The malware, called Silver Sparrow, has not yet engaged in malicious activity.
Mysterious malware ̵
The malware, called Red Canary as “Silver Sparrow”, confuses researchers because of its elusive motives.
“Most malware has an ultimate goal,” Brian Donohue, an intelligence analyst at Red Canary, told ABC News via email. “It could be stealing sensitive information, causing damage to devices or servers, or blocking access to data. In this case, we do not really know what the ultimate goal is because we have not observed Silver Sparrow engaging in malicious activity. . “
However, Donohue noted that most malware operations consist of several supporting features that occur before performing malicious activity, such as gaining initial access or moving between devices on a network.
“In the case of Silver Sparrow, we have seen other parts of the malware operation, although we have not observed the final payload,” he added. “For example, we’ve observed it using macOS built-in features to install itself on sacrificial machines and maintain persistence across reboots.”
Donohue said a member of Red Canary’s cyber incident response team first discovered malware – which includes a code running on Apple’s new M1 chip – based on suspicious behavior from a customer’s device. They have not identified its origin.
“As of today, we can confirm that the threat has infected nearly 40,000 macOS devices,” he told ABC News, citing published data from antivirus firm Malwarebytes, though he said it was likely an “underestimation of the overall scale of the threat.” “
He added that malware has been called mysterious for two reasons, including that it lacks an ultimate payload, and researchers cannot determine the purpose of the threat.
“The second concerns a file that, if found on an infected machine, causes Silver Sparrow to uninstall itself,” Donohue said. “We do not know why this file exists on certain systems or why its presence causes Silver Sparrow to uninstall itself.”

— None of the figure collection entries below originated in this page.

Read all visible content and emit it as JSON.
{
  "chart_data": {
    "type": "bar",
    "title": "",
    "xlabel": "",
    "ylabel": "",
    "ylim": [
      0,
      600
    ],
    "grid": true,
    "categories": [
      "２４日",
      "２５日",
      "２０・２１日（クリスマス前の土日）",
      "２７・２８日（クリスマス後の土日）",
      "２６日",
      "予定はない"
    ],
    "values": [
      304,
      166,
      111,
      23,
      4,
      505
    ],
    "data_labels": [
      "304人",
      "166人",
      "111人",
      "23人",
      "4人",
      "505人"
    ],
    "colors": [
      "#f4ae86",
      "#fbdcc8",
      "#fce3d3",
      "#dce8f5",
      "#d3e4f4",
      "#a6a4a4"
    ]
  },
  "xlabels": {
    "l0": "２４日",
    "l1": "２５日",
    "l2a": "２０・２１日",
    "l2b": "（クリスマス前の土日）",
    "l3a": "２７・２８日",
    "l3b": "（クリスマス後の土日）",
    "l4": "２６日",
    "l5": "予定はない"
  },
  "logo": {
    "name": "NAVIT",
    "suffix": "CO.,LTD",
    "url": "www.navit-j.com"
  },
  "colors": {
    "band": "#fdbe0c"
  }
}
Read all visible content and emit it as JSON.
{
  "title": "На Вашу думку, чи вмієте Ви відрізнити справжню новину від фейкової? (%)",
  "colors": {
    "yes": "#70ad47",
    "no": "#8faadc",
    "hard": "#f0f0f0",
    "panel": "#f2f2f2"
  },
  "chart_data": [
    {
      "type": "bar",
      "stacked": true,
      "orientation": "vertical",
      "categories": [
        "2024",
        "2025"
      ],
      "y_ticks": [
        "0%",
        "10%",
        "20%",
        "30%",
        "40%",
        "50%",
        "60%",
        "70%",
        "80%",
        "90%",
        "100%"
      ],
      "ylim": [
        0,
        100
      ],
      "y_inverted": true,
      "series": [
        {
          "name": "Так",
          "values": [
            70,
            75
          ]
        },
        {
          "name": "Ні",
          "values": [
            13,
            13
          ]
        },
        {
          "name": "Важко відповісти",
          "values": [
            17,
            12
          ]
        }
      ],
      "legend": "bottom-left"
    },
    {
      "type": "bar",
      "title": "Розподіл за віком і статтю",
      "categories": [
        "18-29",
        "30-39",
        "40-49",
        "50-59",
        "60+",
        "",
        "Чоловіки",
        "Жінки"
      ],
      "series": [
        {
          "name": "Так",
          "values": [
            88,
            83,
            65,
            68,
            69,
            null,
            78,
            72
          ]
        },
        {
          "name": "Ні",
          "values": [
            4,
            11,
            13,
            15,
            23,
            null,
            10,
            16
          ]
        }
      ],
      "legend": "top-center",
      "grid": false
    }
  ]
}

Although Silver Sparrow is not currently delivering a malicious payload, Donohue said they are “concerned that it may be updated to deliver one at a moment’s notice.”
“This is reinforced by the fact that it has the presence of nearly 40,000 machines and all the infrastructure needed to support one more regarding threat,” he said.
Apple told ABC News that it revoked the certificates for the developer accounts used to sign the packages, preventing new machines from becoming infected after detecting malware.
Apple noted its security protections and mechanisms, saying the App Store is the safest place to download software for Mac computers. In addition, Apple said it uses industry-leading technical mechanisms to protect users by detecting and blocking malware for software downloaded outside the Mac App Store.
The company also noted, as was made clear by the researchers, that there is no evidence that the new malware has delivered a malicious payload.